Kepingan granat yang meledak juga menancapi punggung kanannya yang itu membuat Agus tersungkur seketika. Anak buahnya yang tersisa mencoba membopongnya pergi, namun Agus menolak.
Ia meminta pasukan yang tersisa untuk meninggalkannya. Agus tak ingin pergerakan pasukan terhambat karena harus mengurus dirinya. Pasukan Belanda menemukan Agus dalam kondisi bersimbah darah, dan seketika menawannya.
Ia digelandang ke kamp militer. Dalam interogasi, Agus disiksa. Kakinya yang sudah terluka akibat terkena tembakan, ditusuk bayonet. Namun ia tetap bergeming, menolak membocorkan informasi posisi pasukannya.
“Lebih baik mati daripada membocorkan rahasia negara,” kenang Agus. Akibat siksaan yang dialami kaki kiri Agus hancur. Luka pada kaki itu sampai busuk dan muncul belatung.
Melihat itu tentara Belanda memutuskan mengamputasi atau memotong kaki kiri Agus yang itu membuatnya cacat selama-lamanya. Sementara upaya TNI merebut Papua dari tangan Belanda membuahkan hasil.
Belanda akhirnya mengakui kedaulatan Indonesia dan menyerahkan wilayah tersebut kepangkuan Ibu Pertiwi.

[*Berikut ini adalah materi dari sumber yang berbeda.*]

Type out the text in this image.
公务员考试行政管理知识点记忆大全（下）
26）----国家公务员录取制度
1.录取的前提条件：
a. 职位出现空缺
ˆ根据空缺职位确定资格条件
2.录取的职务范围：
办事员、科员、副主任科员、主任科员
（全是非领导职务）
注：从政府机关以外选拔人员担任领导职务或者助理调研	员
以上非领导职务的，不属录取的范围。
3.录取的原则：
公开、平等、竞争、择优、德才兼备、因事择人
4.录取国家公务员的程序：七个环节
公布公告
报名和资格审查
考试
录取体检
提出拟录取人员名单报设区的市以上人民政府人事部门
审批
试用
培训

Agus yang ditemukan selamat, lantas diterbangkan ke Jakarta untuk menjalani perawatan medis di RSPAD Gatot Subroto, Jakarta Pusat.
Atas jasa-jasanya kepada negara, Presiden ke 2 RI Soeharto menganugerahi Agus sebuah medali “Bintang Sakti” pada 1987. Bintang Sakti merupakan penghargaan kepada mereka yang menunjukkan keberanian dan ketabahan tekad melampaui dan melebihi panggilan kewajiban dalam pelaksanaan tugas operasi militer.